# Advice using fresh hops in secondary please?



## MatC (12/3/15)

Hi guys any advice please using fresh hops picked straight off and throwing them in? Got so many and need to try and use as much as I can.


----------



## Scottsrx (13/3/15)

I have no idea what the results are but I dropped 90gms wet each into an APA and an IPA last weekend. Both brews already had over 100gms of hop pellets so not sure how much more it'll add. 

I put them into the fermenter loose, all chopped up, and poured the wort in on top.
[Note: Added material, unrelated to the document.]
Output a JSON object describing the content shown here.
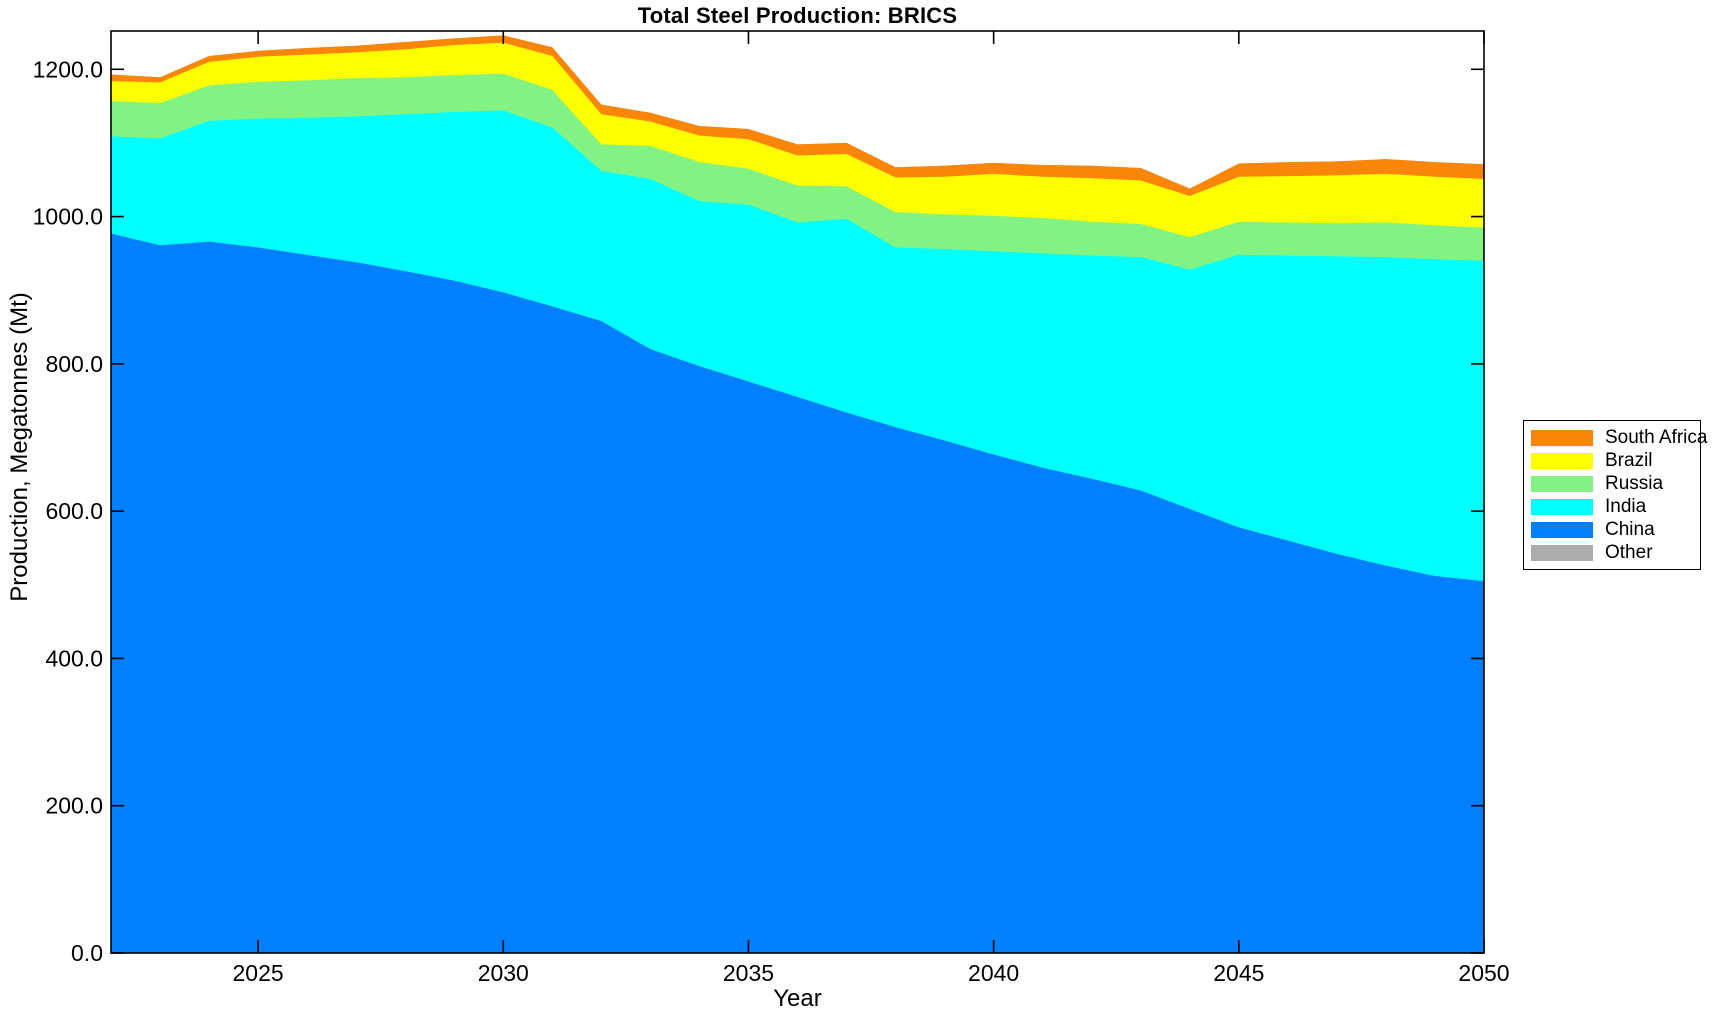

I'm going to do the same this weekend with a single hop, Chinook, APA. Pellets in early for bittering and flowers in late for aroma/flavour.

EDIT: fixed terrible spelling


----------



## Dan Pratt (13/3/15)

what are the hops?


----------



## beerfarmer (13/3/15)

Nice work.. For my wet ales I bitter with pellet for IBU, then load up with fresh hops at around 10 mins and flame out/whirlpool. I use as recommended by Sierra Nevada, 8 times the weight of dry. So for my 50l harvest pale I'll do, from memory, 2 to 3 additions, each of roughly 200g wet hops. Cascade work nicely at this amount. Load them up if you like hops. Will check my recipes later to confirm.


----------



## Lecterfan (13/3/15)

Just be wary of using them loose in the fermenter - they can clog up the tap and/or siphon pretty easily...


----------